Vocal music accompanied South Africa as the nation shaped itself into our fledgling democracy. This lunch-time lecture will argue that there are two reasons why the a-cappella music of our past is so beloved internationally and locally: while the world outside admired how our communal singing gave ‘voice’ to our struggles against colonialism and apartheid, choral singing was regarded locally not only as a way to vent frustration and despair about our political situation but also as a means of expressing sophistication, erudition and ‘cool’.

A number of South Africa’s SADC neighbours adopted Nkosi sikelel’ i-Africa (written by Enoch Sontonga in 1897), each fashioning the famous melody into its own song of patria.

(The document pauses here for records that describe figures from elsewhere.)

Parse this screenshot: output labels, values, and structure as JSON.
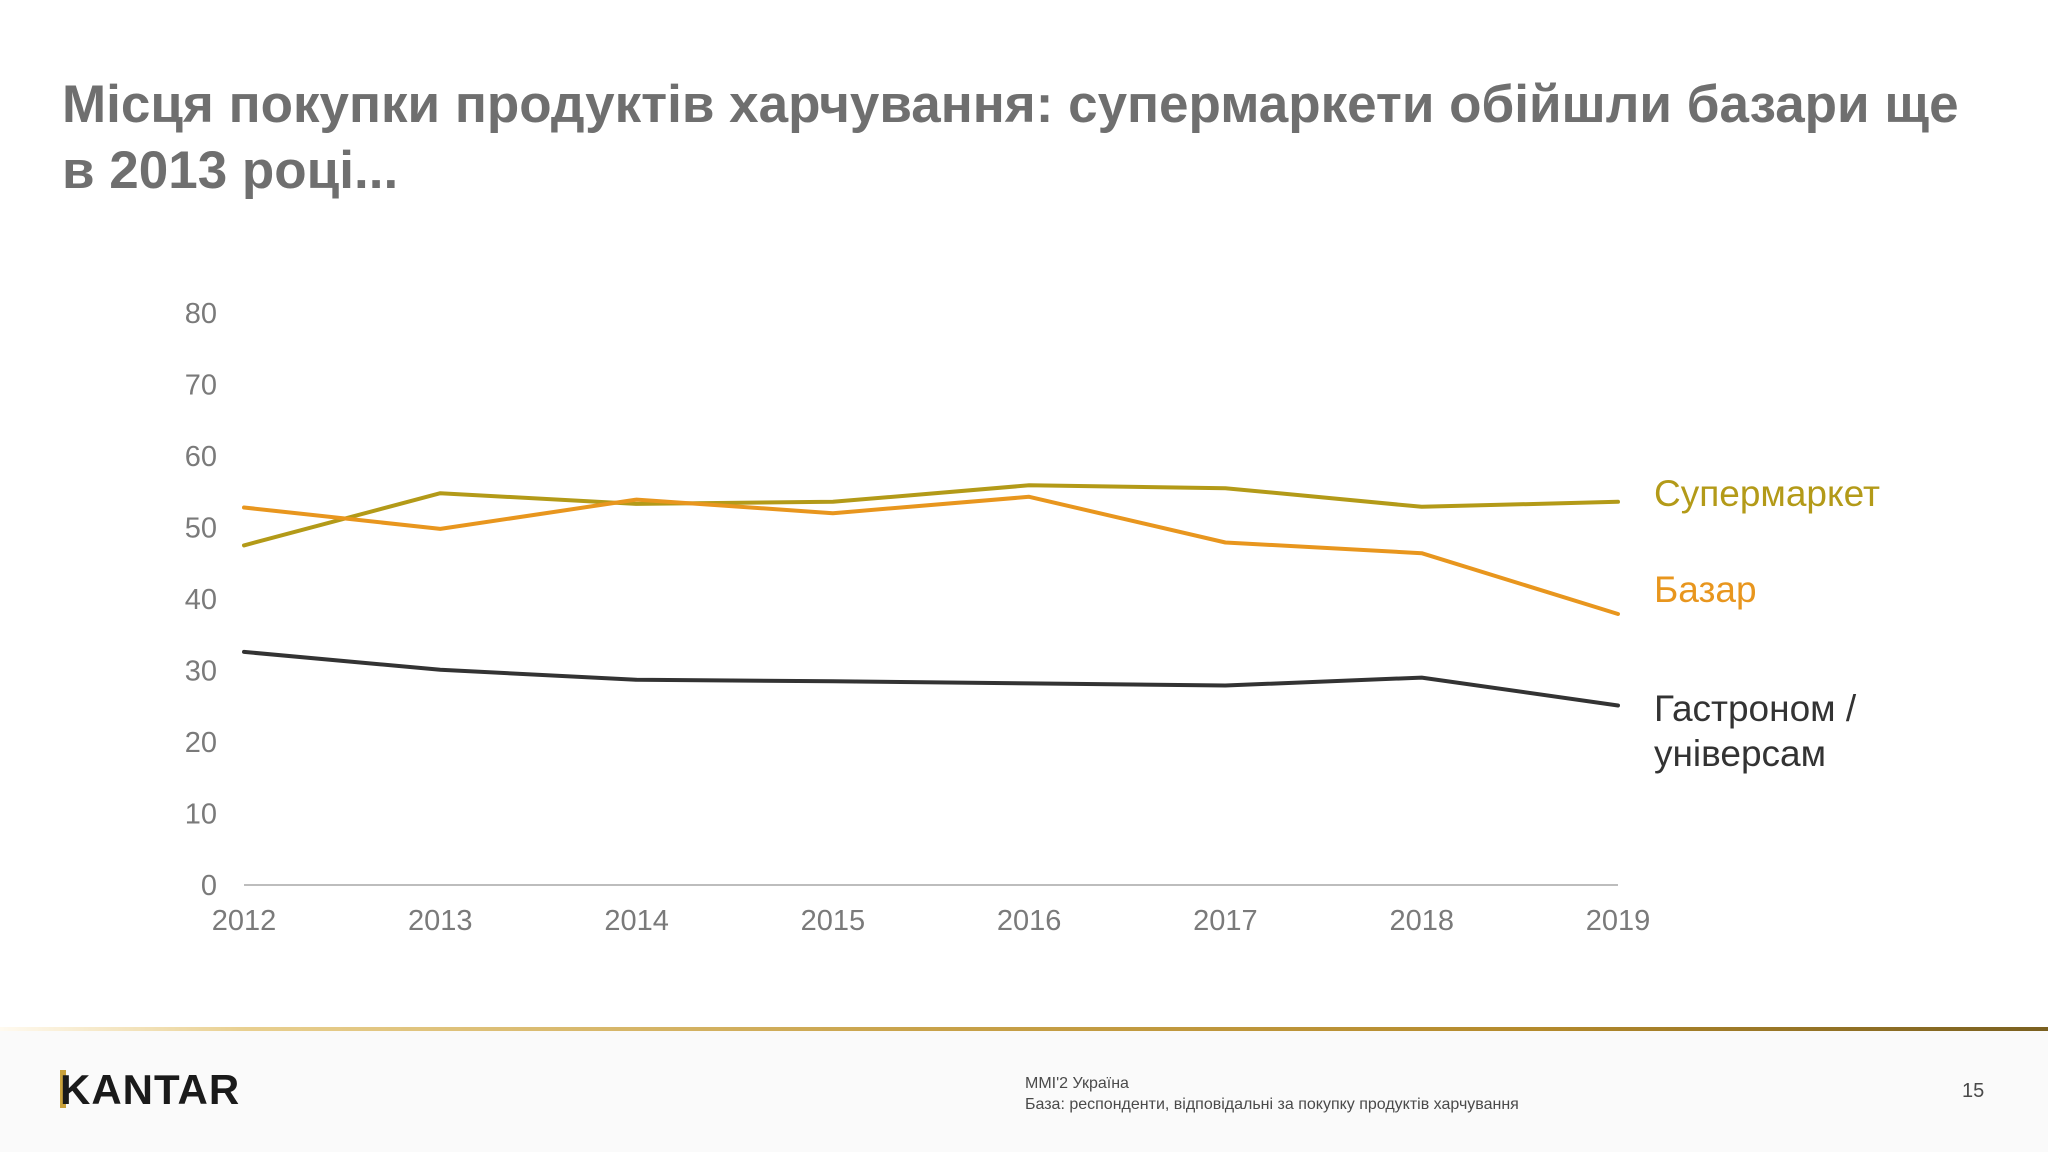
{
  "slide": {
    "title": "Місця покупки продуктів харчування: супермаркети обійшли базари ще в 2013 році...",
    "page_number": "15"
  },
  "footer": {
    "logo_text": "KANTAR",
    "source_line1": "MMI'2 Україна",
    "source_line2": "База: респонденти, відповідальні за покупку продуктів харчування"
  },
  "colors": {
    "supermarket": "#b39a18",
    "bazaar": "#e8961e",
    "grocery": "#333333",
    "axis": "#bdbdbd",
    "title": "#6f6f6f",
    "accent_gold": "#c9a13b"
  },
  "chart_data": {
    "type": "line",
    "title": "",
    "xlabel": "",
    "ylabel": "",
    "x": [
      "2012",
      "2013",
      "2014",
      "2015",
      "2016",
      "2017",
      "2018",
      "2019"
    ],
    "ylim": [
      0,
      80
    ],
    "yticks": [
      "0",
      "10",
      "20",
      "30",
      "40",
      "50",
      "60",
      "70",
      "80"
    ],
    "grid": false,
    "series": [
      {
        "name": "Супермаркет",
        "color_key": "supermarket",
        "values": [
          47.5,
          54.8,
          53.3,
          53.6,
          55.9,
          55.5,
          52.9,
          53.6
        ]
      },
      {
        "name": "Базар",
        "color_key": "bazaar",
        "values": [
          52.8,
          49.8,
          53.9,
          52.0,
          54.3,
          47.9,
          46.4,
          37.9
        ]
      },
      {
        "name": "Гастроном / універсам",
        "label_lines": [
          "Гастроном /",
          "універсам"
        ],
        "color_key": "grocery",
        "values": [
          32.6,
          30.1,
          28.7,
          28.5,
          28.2,
          27.9,
          29.0,
          25.1
        ]
      }
    ]
  }
}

The 1960s saw Miriam Makeba become the first world superstar from Africa, following the release of the collaborative album An Evening with Belafonte and Makeba, featuring a number of a-cappella struggle songs. More recently, in 2008, the ‘scathamiya’ supergroup Ladysmith Black Mambazo and the Soweto Gospel Choir received Grammy awards in the USA. Yet we seldom hear their music on South African radio stations and their videos are not on high rotation on our TV channels.

This lecture will ask why this is so. It will consider whether South Africans have lost interest in our vocal music and whether it still has the potential to serve as a mirror reflecting our current socio-political condition.